My mum would say that making it to the show at all, when she’s in so much pain by the time doors open, is a victory. She’d also say she’s lucky, because being able to stand means a bad view isn’t her only choice. She doesn’t think she’s especially devoted. But if young, able-bodied fans struggle to line up in sub-zero temperatures, what does it take for anyone – not just my mum – without those advantages, who in addition face discrimination? I won’t pretend to understand, because I don’t. It must be quite something, though and there are a couple of stories I hope sum it up.

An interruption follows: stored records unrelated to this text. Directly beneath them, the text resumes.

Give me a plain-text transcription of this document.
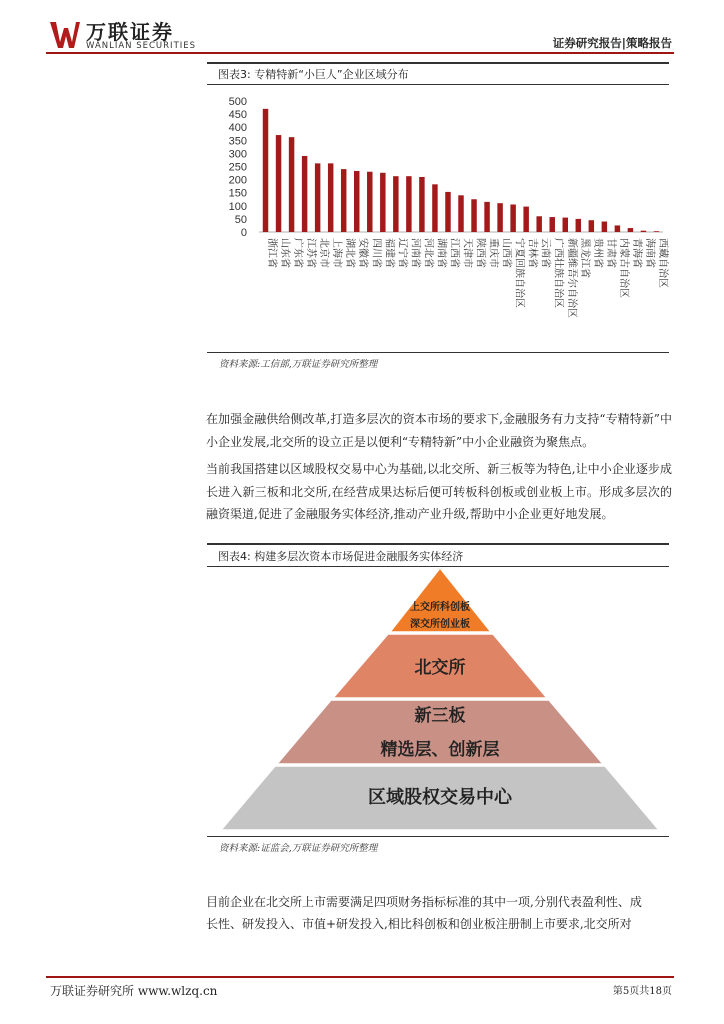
万联证券
WANLIAN SECURITIES	证券研究报告|策略报告
图表3: 专精特新“小巨人”企业区域分布
0
50
100
150
200
250
300
350
400
450
500
浙江省 山东省 广东省 江苏省 北京市 上海市 湖北省 安徽省 四川省 福建省 辽宁省 河南省 河北省 湖南省 江西省 天津市 陕西省 重庆市 山西省 宁夏回族自治区 吉林省 云南省 广西壮族自治区 新疆维吾尔自治区 黑龙江省 贵州省 甘肃省 内蒙古自治区 青海省 海南省 西藏自治区
资料来源:工信部,万联证券研究所整理
在加强金融供给侧改革,打造多层次的资本市场的要求下,金融服务有力支持“专精特新”中小企业发展,北交所的设立正是以便利“专精特新”中小企业融资为聚焦点。
当前我国搭建以区域股权交易中心为基础,以北交所、新三板等为特色,让中小企业逐步成长进入新三板和北交所,在经营成果达标后便可转板科创板或创业板上市。形成多层次的融资渠道,促进了金融服务实体经济,推动产业升级,帮助中小企业更好地发展。
图表4: 构建多层次资本市场促进金融服务实体经济
上交所科创板
深交所创业板
北交所
新三板
精选层、创新层
区域股权交易中心
资料来源:证监会,万联证券研究所整理
目前企业在北交所上市需要满足四项财务指标标准的其中一项,分别代表盈利性、成
长性、研发投入、市值+研发投入,相比科创板和创业板注册制上市要求,北交所对
万联证券研究所 www.wlzq.cn	第5页共18页
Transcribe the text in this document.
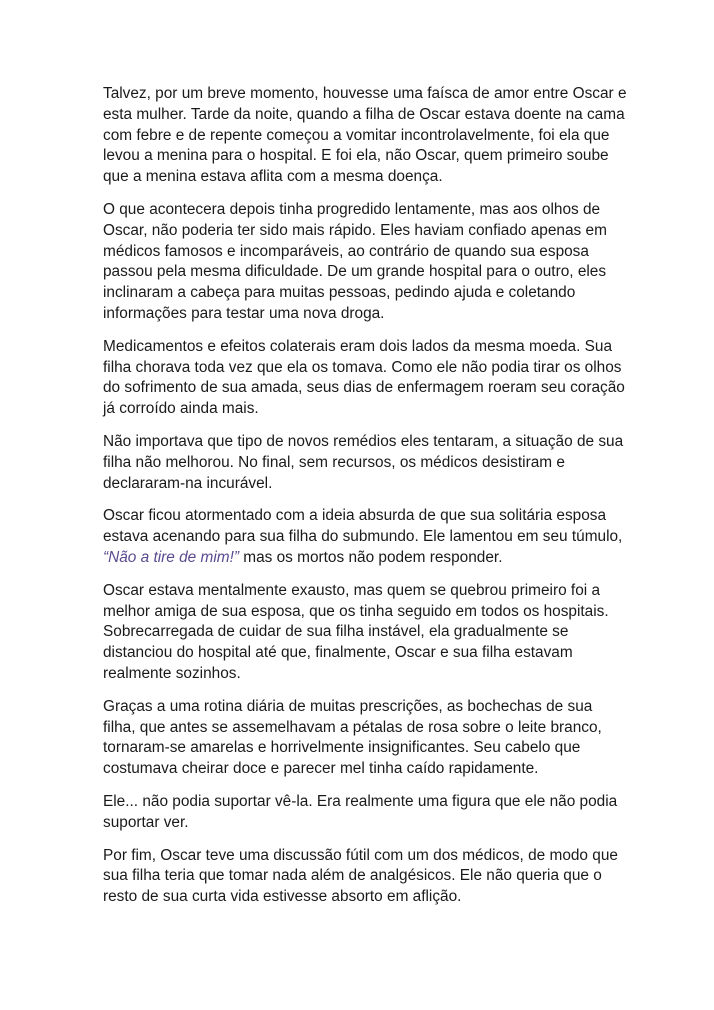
Talvez, por um breve momento, houvesse uma faísca de amor entre Oscar e esta mulher. Tarde da noite, quando a filha de Oscar estava doente na cama com febre e de repente começou a vomitar incontrolavelmente, foi ela que levou a menina para o hospital. E foi ela, não Oscar, quem primeiro soube que a menina estava aflita com a mesma doença.

O que acontecera depois tinha progredido lentamente, mas aos olhos de Oscar, não poderia ter sido mais rápido. Eles haviam confiado apenas em médicos famosos e incomparáveis, ao contrário de quando sua esposa passou pela mesma dificuldade. De um grande hospital para o outro, eles inclinaram a cabeça para muitas pessoas, pedindo ajuda e coletando informações para testar uma nova droga.

Medicamentos e efeitos colaterais eram dois lados da mesma moeda. Sua filha chorava toda vez que ela os tomava. Como ele não podia tirar os olhos do sofrimento de sua amada, seus dias de enfermagem roeram seu coração já corroído ainda mais.

Não importava que tipo de novos remédios eles tentaram, a situação de sua filha não melhorou. No final, sem recursos, os médicos desistiram e declararam-na incurável.

Oscar ficou atormentado com a ideia absurda de que sua solitária esposa estava acenando para sua filha do submundo. Ele lamentou em seu túmulo, “Não a tire de mim!” mas os mortos não podem responder.

Oscar estava mentalmente exausto, mas quem se quebrou primeiro foi a melhor amiga de sua esposa, que os tinha seguido em todos os hospitais. Sobrecarregada de cuidar de sua filha instável, ela gradualmente se distanciou do hospital até que, finalmente, Oscar e sua filha estavam realmente sozinhos.

Graças a uma rotina diária de muitas prescrições, as bochechas de sua filha, que antes se assemelhavam a pétalas de rosa sobre o leite branco, tornaram-se amarelas e horrivelmente insignificantes. Seu cabelo que costumava cheirar doce e parecer mel tinha caído rapidamente.

Ele... não podia suportar vê-la. Era realmente uma figura que ele não podia suportar ver.

Por fim, Oscar teve uma discussão fútil com um dos médicos, de modo que sua filha teria que tomar nada além de analgésicos. Ele não queria que o resto de sua curta vida estivesse absorto em aflição.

We struggled to fund our last trip of the Revolution Radio Tour. I got a £43 flight to Providence, but we needed to get to Austin. So I booked a 72 hour journey. A bus to London, flight to Belfast, that flight to Providence and train to Boston; then sleeping in Boston Airport before a flight to Dallas and Megabus to Austin. Three days before we left, our GP called an ambulance. My mum had a potentially life-threatening embolism. Nurses urged her not to go, let alone take my ridiculous route. Besides, she was on a stretcher. She couldn’t walk. After blood thinners, a steroid injection could cause a hematoma, so our GP prescribed oral prednisone. Three hours before leaving, she still couldn’t walk. She knew that even if she could, she was more likely to die than not.
She went. The journey was hard, but the show we arrived to in Austin was incredible. The steroids had kicked in. We sang so loud and danced so hard that before we left, a security guard called after me, offering a setlist. He was moved. He'd never seen anything like it. But most importantly, to quote Joy in my book of fan stories – ‘It's no joke that I thought I might die on the plane, or trying to sleep in Boston Airport. So when I was finally standing at the Austin360 Amphitheatre, watching Still Breathing... it was the first time I ever cried at a Green Day show.’
Another story I'm still impressed by was after The Longshot in DC. During the stage invasion, my mum was used as a ladder. The volume of people kicking, punching, strangling and trampling her eventually knocked her out. I thought she wouldn’t be alright. She just chilled off on the train to Baltimore and sat on the street from 4am. She was the only fan to get no sleep. She still smiled all day and danced all night. Tell me again how disabled people don't belong in the pit (though they should never be unwelcome, regardless of whether or not they impress us).
Finally, it warms my heart when I see that despite the challenges, Joy still embodies the inclusive spirit she hopes to see in others. It's more than I can say! She's always smiling and offering up her camping chair and food. Because of her age and disability, she's understandably uncomfortable sharing hotel rooms. Regardless, she let strangers in throughout the RevRad Tour. But the best example of this and perhaps my favourite story is from Turin.
With under an hour to doors, the box office wasn't open. Someone who'd camped for 30+ hours had no ticket. My mum gave them her own and left her place in line to get theirs. She knew she might not get in at all since she wasn't the 21 year-old on the passport, or at least that even if she did, hours of lining up in -5°C would be wasted. She did get back in time and, since she couldn't climb over the barriers herself, was lifted over by other fans. There was a huge cheer – she was quite the celebrity!
I know that my mum, like many others like her, doesn't feel sorry for herself. That's not what this is about. It's a celebration of devotion, because until ableism leaves the pit, fans have to be pretty bloody devoted to keep dancing on.